C’est grâce à cet outil qu’ils ont pu confirmer la présence de tellure. Les chercheurs suspectent aussi la présence d’autres représentants de cette catégorie, comme le tungstène et le sélénium. Les données sont moins probantes pour ces deux derniers, mais la conclusion reste la même : le JWST a validé le rôle des étoiles à neutrons dans la production de ces éléments lourds. C’est une confirmation importante pour la cohérence des modèles cosmologiques modernes.

« 150 après que Dmitri Mendeleïev ait établi son tableau périodique des éléments, nous sommes enfin prêts à remplir les dernières lacunes dans notre compréhension de l’origine de la matière de l’Univers, grâce au Webb », se réjouit Levan dans un billet de l’ESA.

La chasse est ouverte

Mais l’équation n’est pas encore tout à fait complète pour autant. Désormais, l’enjeu sera de déterminer si toutes les kilonovas sont susceptibles de produire ce matériel. En effet, il pourrait aussi s’agir d’un cas particulier lié aux propriétés exceptionnelles de cet événement qui a produit un sursaut gamma dantesque. Il faudra donc dénicher d’autres sursauts gamma de cette catégorie pour avoir une idée plus claire de la situation.

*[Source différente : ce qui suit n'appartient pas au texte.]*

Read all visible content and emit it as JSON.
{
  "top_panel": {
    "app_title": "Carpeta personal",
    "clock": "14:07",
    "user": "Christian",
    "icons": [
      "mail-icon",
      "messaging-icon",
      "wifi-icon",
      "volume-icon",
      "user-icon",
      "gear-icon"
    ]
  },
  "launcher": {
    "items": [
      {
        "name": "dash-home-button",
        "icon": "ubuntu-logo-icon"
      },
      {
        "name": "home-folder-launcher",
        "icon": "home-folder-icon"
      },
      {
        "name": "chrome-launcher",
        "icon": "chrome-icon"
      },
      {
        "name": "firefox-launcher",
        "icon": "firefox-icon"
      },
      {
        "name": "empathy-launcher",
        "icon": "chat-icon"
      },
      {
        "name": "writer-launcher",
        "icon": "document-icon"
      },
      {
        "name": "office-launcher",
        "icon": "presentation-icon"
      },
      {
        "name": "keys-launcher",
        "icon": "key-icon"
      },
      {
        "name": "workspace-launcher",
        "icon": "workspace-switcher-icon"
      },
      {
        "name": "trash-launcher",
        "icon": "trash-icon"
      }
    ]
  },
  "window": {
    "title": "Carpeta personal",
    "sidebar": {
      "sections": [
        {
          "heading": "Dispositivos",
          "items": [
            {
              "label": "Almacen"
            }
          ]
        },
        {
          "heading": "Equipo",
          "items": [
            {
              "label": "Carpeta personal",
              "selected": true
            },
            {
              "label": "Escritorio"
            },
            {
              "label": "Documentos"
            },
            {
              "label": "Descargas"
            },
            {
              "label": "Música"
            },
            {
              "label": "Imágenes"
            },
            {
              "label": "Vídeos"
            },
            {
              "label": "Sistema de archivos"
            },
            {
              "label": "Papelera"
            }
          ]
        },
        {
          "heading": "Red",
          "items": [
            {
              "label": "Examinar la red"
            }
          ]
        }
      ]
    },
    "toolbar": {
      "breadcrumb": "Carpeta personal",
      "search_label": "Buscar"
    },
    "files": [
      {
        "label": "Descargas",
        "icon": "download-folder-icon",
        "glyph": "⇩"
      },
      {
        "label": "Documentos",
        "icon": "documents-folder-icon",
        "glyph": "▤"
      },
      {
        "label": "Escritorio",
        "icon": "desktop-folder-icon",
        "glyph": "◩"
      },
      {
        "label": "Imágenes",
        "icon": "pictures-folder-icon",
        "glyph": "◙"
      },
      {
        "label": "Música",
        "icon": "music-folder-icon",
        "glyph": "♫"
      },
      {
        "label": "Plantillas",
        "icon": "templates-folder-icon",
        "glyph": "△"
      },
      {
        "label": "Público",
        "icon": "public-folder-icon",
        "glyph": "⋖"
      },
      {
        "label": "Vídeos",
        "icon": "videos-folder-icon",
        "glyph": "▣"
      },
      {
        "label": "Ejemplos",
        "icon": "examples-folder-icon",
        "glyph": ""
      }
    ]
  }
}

« Jusqu’à tout récemment, nous ne savions pas que ces fusions pouvaient donner lieu à des sursauts gamma de plus de deux secondes. Cette découverte a ouvert la porte à de grands bouleversements dans notre compréhension de l’Univers et de son fonctionnement », résume Ben Gompertz, un autre astronome associé à l’étude.

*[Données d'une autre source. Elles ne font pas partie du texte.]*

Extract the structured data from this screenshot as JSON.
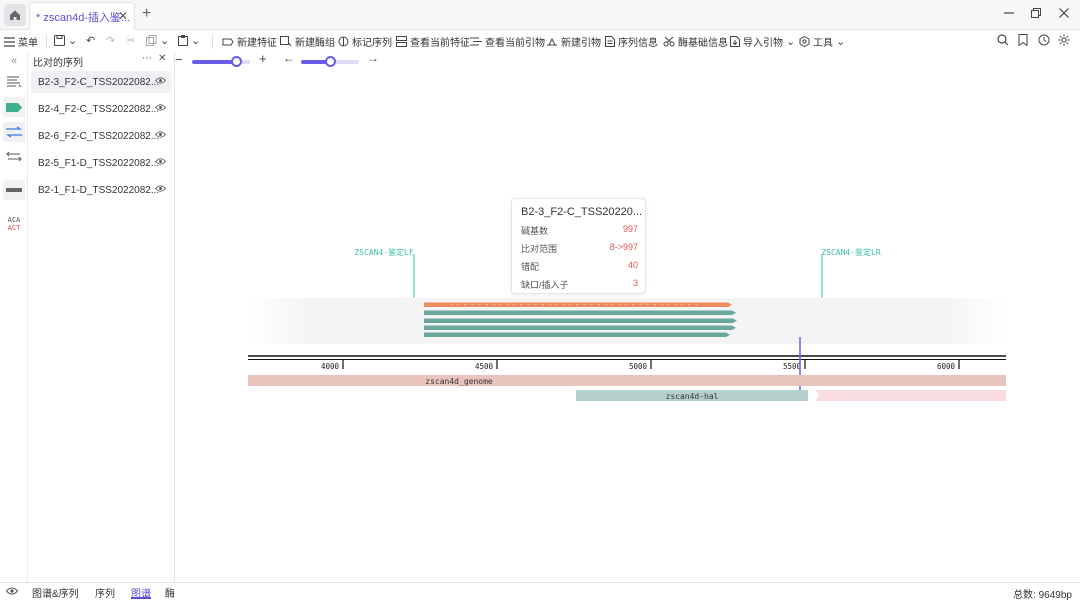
{
  "tabs": {
    "active_title": "* zscan4d-插入鉴...",
    "close": "✕",
    "new_tab": "+"
  },
  "toolbar": {
    "menu_label": "菜单",
    "new_feature": "新建特征",
    "new_enzyme_group": "新建酶组",
    "mark_sequence": "标记序列",
    "view_feature": "查看当前特征",
    "view_primer": "查看当前引物",
    "new_primer": "新建引物",
    "sequence_info": "序列信息",
    "enzyme_info": "酶基础信息",
    "import_primer": "导入引物",
    "tools": "工具"
  },
  "sequence_panel": {
    "title": "比对的序列",
    "items": [
      {
        "label": "B2-3_F2-C_TSS2022082...",
        "selected": true
      },
      {
        "label": "B2-4_F2-C_TSS2022082...",
        "selected": false
      },
      {
        "label": "B2-6_F2-C_TSS2022082...",
        "selected": false
      },
      {
        "label": "B2-5_F1-D_TSS2022082...",
        "selected": false
      },
      {
        "label": "B2-1_F1-D_TSS2022082...",
        "selected": false
      }
    ]
  },
  "rail": {
    "aca": "ACA",
    "act": "ACT"
  },
  "zoom": {
    "minus": "−",
    "plus": "+",
    "left_arrow": "←",
    "right_arrow": "→",
    "zoom_level": 0.75,
    "pan_level": 0.5
  },
  "tooltip": {
    "title": "B2-3_F2-C_TSS20220...",
    "rows": [
      {
        "key": "碱基数",
        "value": "997"
      },
      {
        "key": "比对范围",
        "value": "8->997"
      },
      {
        "key": "错配",
        "value": "40"
      },
      {
        "key": "缺口/插入子",
        "value": "3"
      }
    ]
  },
  "map": {
    "primer_left": "ZSCAN4-鉴定LF",
    "primer_right": "ZSCAN4-鉴定LR",
    "ruler_ticks": [
      "4000",
      "4500",
      "5000",
      "5500",
      "6000"
    ],
    "genome_label": "zscan4d_genome",
    "hal_label": "zscan4d-hal"
  },
  "colors": {
    "accent": "#6a5ce6",
    "orange_read": "#ef8a5a",
    "teal_read": "#6aa89e",
    "primer": "#3cbfa8",
    "genome": "#e8c4bc",
    "hal": "#b4d0cc",
    "pink": "#f8dce0",
    "red_value": "#e05555"
  },
  "status": {
    "tabs": [
      "图谱&序列",
      "序列",
      "图谱",
      "酶"
    ],
    "active_tab": "图谱",
    "total_label": "总数: 9649bp"
  }
}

Mais les chercheurs sont confiants. Ils espèrent qu’en étudiant des fusions encore plus énergétiques, ils pourraient même remonter à la source d’autres éléments encore plus lourds. Cela représenterait un progrès tout aussi saisissant. « La prochaine étape sera d’en trouver davantage pour mieux comprendre ce qui les alimente – et s’ils sont associés à la vormation d’éléments encore plus lourds », conclut-il.